00:50 Wesley Reisz: Hello and welcome to the InfoQ podcast. My name is Wes Reisz, I'm the co-host of the podcast and chair of QCon San Francisco. Today on the podcast. I'm speaking with Yan Cui. Yan will be talking about Serverless. Specifically, we'll be talking about things like the difference between orchestration choreography when it comes to Serverless. We'll talk a bit about distributed tracing in the context of Serverless applications. And then we'll talk about this new approach that Amazon offers with mounting larger files from EFS to be able to deal with kind of large file sets.
01:22 Wesley Reisz: Yan Cui is an AWS Serverless hero. He has worked with AWS technology since 2009. Today, he's an independent consultant. He has been in roles that are around architecture, lead developer, and he's an advocate in the industries ranging from banking to mobile games.

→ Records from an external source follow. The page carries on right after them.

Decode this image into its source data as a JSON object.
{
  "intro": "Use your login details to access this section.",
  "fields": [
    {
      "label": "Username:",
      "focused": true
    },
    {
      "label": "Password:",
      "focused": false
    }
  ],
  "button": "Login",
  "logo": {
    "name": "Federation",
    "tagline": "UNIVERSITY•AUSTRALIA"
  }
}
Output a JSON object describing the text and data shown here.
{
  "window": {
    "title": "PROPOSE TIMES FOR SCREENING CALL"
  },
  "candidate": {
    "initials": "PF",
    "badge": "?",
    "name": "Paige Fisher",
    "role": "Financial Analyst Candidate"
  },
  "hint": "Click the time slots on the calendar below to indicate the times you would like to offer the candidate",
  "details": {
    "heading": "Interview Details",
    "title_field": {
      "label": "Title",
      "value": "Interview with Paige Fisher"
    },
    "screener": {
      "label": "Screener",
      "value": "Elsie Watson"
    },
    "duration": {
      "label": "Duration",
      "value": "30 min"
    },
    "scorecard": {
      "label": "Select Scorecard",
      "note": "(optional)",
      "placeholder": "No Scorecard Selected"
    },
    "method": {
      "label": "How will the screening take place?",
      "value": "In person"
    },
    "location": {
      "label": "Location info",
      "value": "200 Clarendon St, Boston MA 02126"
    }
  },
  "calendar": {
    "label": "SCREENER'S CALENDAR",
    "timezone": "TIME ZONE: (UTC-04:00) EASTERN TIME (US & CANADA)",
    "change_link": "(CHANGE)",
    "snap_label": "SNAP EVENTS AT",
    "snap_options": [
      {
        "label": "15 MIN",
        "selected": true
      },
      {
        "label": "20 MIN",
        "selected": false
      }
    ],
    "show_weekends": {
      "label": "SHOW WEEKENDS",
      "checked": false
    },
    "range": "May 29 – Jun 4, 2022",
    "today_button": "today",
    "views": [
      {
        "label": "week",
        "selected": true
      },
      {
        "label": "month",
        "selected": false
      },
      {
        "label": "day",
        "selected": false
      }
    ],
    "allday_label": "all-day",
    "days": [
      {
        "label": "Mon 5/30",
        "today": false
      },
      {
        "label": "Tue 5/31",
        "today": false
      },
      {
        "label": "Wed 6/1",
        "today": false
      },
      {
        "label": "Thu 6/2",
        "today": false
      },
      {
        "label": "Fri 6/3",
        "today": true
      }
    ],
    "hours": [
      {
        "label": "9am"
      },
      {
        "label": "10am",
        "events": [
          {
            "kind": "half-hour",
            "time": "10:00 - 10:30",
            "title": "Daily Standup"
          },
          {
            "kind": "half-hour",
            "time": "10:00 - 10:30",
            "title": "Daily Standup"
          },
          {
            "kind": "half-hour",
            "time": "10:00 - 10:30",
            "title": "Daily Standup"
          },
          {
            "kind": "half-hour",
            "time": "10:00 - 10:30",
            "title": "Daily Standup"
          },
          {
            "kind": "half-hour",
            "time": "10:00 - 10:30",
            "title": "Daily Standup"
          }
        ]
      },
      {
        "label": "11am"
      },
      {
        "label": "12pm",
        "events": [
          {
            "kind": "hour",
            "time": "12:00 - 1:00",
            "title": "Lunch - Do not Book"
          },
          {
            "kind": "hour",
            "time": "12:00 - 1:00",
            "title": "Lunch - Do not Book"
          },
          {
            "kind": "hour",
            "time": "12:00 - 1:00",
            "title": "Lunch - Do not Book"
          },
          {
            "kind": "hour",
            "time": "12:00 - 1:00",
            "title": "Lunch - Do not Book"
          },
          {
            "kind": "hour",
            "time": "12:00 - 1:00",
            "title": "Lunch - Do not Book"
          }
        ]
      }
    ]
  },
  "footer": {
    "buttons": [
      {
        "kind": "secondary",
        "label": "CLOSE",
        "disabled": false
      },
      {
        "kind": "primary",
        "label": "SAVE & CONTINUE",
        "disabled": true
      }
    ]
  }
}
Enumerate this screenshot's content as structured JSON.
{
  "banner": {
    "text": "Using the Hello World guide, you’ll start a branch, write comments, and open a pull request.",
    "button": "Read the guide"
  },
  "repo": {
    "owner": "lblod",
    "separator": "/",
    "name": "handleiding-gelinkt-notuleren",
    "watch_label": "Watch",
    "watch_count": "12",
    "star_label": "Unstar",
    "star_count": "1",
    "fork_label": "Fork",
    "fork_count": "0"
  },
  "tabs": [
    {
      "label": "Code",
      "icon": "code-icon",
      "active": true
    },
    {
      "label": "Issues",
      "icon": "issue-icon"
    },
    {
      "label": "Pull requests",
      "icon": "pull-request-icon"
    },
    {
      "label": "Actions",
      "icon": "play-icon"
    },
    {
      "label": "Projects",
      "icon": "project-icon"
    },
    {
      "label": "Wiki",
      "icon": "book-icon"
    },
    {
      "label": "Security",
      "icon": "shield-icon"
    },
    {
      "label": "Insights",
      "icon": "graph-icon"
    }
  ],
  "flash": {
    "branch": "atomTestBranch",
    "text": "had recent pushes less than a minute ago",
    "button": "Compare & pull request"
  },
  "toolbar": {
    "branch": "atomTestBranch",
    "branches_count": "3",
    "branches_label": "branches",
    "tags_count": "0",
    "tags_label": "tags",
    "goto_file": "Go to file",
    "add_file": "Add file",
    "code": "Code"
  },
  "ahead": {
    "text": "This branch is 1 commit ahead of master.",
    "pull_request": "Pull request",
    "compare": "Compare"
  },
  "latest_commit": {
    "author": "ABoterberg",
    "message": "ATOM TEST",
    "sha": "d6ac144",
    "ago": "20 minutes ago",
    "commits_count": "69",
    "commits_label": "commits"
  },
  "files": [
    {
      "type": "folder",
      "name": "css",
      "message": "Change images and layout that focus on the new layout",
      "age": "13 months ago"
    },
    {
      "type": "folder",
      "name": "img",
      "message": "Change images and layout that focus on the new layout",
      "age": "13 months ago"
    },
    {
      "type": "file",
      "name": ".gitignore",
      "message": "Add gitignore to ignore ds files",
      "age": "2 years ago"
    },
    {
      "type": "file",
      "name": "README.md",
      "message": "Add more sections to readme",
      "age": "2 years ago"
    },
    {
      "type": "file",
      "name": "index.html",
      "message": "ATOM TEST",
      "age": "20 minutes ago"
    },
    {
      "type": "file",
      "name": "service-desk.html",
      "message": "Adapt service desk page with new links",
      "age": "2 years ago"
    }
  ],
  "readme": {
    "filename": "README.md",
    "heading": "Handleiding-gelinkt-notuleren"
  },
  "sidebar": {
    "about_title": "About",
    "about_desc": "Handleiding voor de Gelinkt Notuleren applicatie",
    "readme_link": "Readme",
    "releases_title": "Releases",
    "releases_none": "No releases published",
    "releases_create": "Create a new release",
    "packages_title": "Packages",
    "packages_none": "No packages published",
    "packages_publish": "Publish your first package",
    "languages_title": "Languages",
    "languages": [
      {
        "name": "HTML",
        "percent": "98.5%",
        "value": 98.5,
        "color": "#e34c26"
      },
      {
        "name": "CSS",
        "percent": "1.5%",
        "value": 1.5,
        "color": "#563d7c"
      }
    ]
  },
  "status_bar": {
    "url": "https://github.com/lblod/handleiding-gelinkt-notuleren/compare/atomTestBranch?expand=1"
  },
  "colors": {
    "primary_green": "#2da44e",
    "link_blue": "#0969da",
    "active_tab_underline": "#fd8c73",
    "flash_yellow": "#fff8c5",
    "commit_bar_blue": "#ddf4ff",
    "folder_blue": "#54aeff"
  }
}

He blogs at theburningmonk.com and you can find his talks on Serverless all over the web.
01:43 Wesley Reisz: Yan, welcome to the show.
01:44 Yan Cui: Hey, thanks for having me.
01:45 Can you tell me the difference between Choreography and Orchestration?
01:45 Wesley Reisz: So this podcast goes back from a blog post that I read on you that's up right now, at least, that's around choreography versus orchestration. So I wanted to just dive in and talk about this when it relates to Serverless. So I guess let's just start off the very beginning. When we talk about Serverless and we talk about choreography, what does that mean?
02:08 Yan Cui: Yeah. So I guess when I'm building applications using Serverless technologies, personally, I'm thinking in terms of building microservices, in terms of thinking about boundary context, in terms of thinking about how different microservices communicate to each other, and choreography and orchestration are the two ways that microservices typically communicate with each other. So when you're talking about choreography, this is whereby you are probably talking about, you've been doing architectures whereby services don't talk to each other directly.
02:42 Yan Cui: What is the traditional request response model whereby receiving an event. I do my thing, and then I publish an event when I make some state change. And then that's it. I'm just doing my part. I know what my events are. I know what I should do when those events happen. And I know what events I should admit when I do something interesting and everybody just do that. And then you get the system behaving a certain way based on how all the different components react to events and what they do and what events they emit. So this is a really nice way for you to build really decoupled, loosely coupled systems, using those different components that just look after its own bit. And then you have orchestration whereby you have essentially some kind of a controller component that says, okay, when something happens, when there's a request comes in, you do something first and then you do something else.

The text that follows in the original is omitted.